© 2022 Janghyun Choi
Alignment with Reference Genome using bowtie2
Bowtie2 that is an ultrafast and memory-efficient tool coded in python can be aligned sequencing reads to long reference genomes. Notably, Bowtie is suitable for ChIP-seq or ATAC-seq, but not RNA-seq. If you have to analyze transcriptome, go to the section on RNA-seq using HISAT2 tool. Bowtie can run on any computer installed on Linux or macOS and works in python version > 2.6. This protocol was created based on Bowtie2 version 2.5.1 running on a system equipped with an Intel 10th generation i9-10910 processor and 48GB of memory. The test environment includes Python version 3.8.5, SciPy version 1.6.2, NumPy version 1.20.1, and pySam version 0.16.0.1 under macOS 12.4 environment. This course takes very long time and spends a lot of RAM and CPU resource.
Installation bowtie2
To install bowtie2 using homebrew, use the following command:
$ brew install bowtie2
Establish Genome Builder
bowtie2-build builds a bowtie index from a set of DNA sequence. This builder consists of a set of 6 files with suffixes .1.bt2, .2.bt2, .3.bt2, .4.bt2, .rev.1.bt2, and .rev.2.bt2. These files together constitute the index for the alignment reads to that reference. You can download from the index section of official website all the files for a given assembly as a single zip file, or as 6 seperate bt2 files. There are two types of genome builder method; manual and automatic.

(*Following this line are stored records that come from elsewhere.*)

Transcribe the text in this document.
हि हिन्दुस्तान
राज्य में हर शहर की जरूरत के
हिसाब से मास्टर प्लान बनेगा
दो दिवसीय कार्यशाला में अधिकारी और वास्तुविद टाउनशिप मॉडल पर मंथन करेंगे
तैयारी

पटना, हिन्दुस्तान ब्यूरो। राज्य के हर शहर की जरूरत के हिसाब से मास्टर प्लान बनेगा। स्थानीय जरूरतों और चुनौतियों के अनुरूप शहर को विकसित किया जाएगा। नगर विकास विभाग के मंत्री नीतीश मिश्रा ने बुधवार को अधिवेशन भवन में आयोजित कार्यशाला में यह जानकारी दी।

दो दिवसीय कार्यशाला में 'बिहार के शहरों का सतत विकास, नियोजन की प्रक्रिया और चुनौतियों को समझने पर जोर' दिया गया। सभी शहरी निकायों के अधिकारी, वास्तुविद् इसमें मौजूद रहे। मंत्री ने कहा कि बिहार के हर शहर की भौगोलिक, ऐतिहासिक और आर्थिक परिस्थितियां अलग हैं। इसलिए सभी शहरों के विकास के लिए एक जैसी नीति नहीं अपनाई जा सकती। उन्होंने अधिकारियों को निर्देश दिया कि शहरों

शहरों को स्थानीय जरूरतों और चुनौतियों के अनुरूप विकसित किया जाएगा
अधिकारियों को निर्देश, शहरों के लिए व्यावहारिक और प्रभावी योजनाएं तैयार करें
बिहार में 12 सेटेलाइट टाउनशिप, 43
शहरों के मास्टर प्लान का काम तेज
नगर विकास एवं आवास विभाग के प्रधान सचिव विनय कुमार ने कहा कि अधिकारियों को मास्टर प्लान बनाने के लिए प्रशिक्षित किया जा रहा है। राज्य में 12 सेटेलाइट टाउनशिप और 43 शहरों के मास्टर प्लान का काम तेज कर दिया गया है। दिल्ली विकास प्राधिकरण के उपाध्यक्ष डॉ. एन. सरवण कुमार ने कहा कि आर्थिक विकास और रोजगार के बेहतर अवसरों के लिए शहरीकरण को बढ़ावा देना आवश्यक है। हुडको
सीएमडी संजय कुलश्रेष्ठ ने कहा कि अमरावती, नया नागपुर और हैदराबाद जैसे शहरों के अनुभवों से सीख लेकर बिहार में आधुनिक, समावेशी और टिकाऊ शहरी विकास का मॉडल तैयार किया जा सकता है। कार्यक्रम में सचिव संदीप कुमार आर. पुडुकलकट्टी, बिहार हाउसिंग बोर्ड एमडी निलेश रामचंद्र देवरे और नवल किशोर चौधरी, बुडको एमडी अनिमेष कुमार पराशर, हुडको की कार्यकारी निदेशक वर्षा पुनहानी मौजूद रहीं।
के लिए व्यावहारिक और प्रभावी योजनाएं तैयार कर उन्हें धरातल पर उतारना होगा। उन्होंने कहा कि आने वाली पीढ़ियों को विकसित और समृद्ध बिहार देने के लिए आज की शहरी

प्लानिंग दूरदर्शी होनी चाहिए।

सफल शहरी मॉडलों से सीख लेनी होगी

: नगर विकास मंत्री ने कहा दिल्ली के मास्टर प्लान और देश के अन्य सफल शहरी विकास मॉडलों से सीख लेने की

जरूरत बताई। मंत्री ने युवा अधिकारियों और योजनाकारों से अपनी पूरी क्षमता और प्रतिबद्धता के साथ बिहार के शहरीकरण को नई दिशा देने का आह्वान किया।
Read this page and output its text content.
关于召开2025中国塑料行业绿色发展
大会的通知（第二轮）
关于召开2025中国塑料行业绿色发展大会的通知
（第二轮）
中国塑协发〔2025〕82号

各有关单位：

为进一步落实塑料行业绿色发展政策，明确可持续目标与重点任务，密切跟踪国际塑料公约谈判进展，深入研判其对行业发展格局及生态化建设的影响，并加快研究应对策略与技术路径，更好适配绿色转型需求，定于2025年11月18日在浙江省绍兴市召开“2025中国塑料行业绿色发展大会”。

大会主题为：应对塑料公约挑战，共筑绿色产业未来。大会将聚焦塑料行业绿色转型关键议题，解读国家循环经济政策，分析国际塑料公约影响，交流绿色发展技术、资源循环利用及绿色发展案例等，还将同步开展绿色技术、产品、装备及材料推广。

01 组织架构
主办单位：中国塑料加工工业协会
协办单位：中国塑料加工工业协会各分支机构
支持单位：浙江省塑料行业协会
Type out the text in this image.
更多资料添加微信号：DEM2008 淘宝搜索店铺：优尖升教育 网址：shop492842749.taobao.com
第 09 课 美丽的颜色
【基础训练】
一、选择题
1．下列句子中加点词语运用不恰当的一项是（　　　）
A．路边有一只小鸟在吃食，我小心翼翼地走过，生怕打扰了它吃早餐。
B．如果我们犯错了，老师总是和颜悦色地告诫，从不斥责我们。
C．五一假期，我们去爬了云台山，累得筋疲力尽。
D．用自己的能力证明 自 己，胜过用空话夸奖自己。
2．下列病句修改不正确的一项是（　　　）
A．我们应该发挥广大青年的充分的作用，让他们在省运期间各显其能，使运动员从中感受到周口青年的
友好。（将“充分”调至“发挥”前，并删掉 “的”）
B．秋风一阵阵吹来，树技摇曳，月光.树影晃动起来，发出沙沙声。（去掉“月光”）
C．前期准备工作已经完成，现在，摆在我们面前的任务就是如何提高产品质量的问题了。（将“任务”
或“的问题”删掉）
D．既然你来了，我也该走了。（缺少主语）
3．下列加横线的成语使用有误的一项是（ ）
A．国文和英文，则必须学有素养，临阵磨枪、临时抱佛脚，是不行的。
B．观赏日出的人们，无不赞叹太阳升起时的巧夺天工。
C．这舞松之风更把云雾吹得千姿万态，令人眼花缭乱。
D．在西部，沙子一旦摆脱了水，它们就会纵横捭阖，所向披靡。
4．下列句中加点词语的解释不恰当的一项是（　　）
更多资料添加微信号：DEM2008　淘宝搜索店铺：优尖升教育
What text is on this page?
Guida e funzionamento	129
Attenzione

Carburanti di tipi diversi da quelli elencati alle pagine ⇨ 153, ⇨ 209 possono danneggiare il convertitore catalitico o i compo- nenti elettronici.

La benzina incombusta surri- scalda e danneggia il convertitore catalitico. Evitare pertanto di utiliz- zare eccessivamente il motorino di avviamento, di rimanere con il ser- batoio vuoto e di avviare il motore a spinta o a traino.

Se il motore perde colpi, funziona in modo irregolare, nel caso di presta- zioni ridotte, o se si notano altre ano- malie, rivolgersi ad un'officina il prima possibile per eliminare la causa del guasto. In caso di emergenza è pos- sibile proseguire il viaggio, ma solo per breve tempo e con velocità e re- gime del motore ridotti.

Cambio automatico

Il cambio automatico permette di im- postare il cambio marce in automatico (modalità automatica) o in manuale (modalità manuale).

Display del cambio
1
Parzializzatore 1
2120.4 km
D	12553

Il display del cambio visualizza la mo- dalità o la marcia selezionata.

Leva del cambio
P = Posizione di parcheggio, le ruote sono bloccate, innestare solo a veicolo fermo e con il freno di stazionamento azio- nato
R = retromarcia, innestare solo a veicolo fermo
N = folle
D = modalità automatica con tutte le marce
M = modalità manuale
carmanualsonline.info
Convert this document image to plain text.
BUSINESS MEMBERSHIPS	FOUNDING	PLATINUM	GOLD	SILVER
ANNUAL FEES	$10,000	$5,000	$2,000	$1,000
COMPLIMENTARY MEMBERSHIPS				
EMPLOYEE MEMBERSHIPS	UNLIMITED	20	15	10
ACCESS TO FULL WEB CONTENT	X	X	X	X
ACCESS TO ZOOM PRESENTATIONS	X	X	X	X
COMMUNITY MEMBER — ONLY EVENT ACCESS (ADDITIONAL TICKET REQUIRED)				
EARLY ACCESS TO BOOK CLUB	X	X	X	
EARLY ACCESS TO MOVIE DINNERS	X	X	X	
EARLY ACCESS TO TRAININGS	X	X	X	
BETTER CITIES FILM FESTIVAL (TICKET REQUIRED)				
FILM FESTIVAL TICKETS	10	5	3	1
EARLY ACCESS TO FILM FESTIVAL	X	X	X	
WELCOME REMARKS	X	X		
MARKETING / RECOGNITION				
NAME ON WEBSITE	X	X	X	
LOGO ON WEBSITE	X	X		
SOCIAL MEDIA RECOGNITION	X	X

- Automatic method: uncompress builder files and uses ‘bowtie2-build’ or ‘make_XX_.sh’ syntax. For more information, refer to Bowtie2’s manual.
- Manual method: uncompress builder files and moves them to the desired path.
the build step is a prerequisite for the main sequence. Unlike “HISAT2”, this tool provides index files for most species from the index zone of official site.
Running bowtie2
Use the following command to perform mapping to the genome with bowtie2:
# Usage for single-end
$ bowtie2 -x <GenomeBuilder> -U <reads.fq> -S <output.sam> --<mode> --<preset> -p <int>
# Usage for pair-end
$ bowtie2 -x <GenomeBuilder> -1 <forward_reads.fq> -2 <reverse_reads.fq> \
-S <output.sam> --<mode> --<preset> -p <int>
In these commands,
| Parameter | Description |
|---|---|
-x <GenomeBuilder> | Specifies the reference genome as the builder format. |
-U <reads.fq> (only SE mode) | Specifies input read sequence. Possible file types is fastq formats (fastq or fq). |
-1 and -2 (only PE mode) | Specifies forward input read and reverse input read, respectively. |
-S <output.sam> | Specifies output file. |
--<mode>> option | Bowtie2 provides two algorithms for maaping reads to the genome. The end-to-end mode (--end-to-end, default) aligns the entire length of reads to the reference genome, utilizing all available information. In contrast, the local mode (--local) flexibly aligns only the best-matching segments of reads to the reference, which is especially useful when the quality of reads is uneven. For more information, refer to Bowtie2’s manual. This manual provides the local algorithm. |
--<preset> option | Specifies preset options for the mapping algorithm. Possivle presers for the local mode are --very-fast-local, --fast-local, --sensitive-local (default) or --very-sensitive-local. For more information, refer to Bowtie2’s manual. |
-p <int> | number of processors to use in addition to main thread |
Example Code
Here is an example command to perform alignment with the mouse mm10 genome on trimmed fastq files:
$ bowtie2 -x /Users/jchoi/Desktop/mm10/mm10 \
-1 /Users/jchoi/Desktop/Trim/Trim_pair_NFIB_1.fq.gz \
-2 /Users/jchoi/Desktop/Trim/Trim_pair_NFIB_2.fq.gz \
-S /Users/jchoi/Desktop/NFIB.sam --local --very-fast-local -p 20
Output
When bowtie2 finishes running, it prints messages summarizing what happened.
23156585 reads; of these:
23156585 (100.00%) were paired; of these:
2044536 (8.83%) aligned concordantly 0 times
11769262 (50.82%) aligned concordantly exactly 1 time
9342787 (40.35%) aligned concordantly >1 times
----
2044536 pairs aligned concordantly 0 times; of these:
686243 (33.56%) aligned discordantly 1 time
----
1358293 pairs aligned 0 times concordantly or discordantly; of these:
2716586 mates make up the pairs; of these:
1327258 (48.86%) aligned 0 times
453087 (16.68%) aligned exactly 1 time
936241 (34.46%) aligned >1 times
97.13% overall alignment rate
- This message can also be outputted by
samtools.
The subsequent process utilizes the resulting ‘SAM’ file.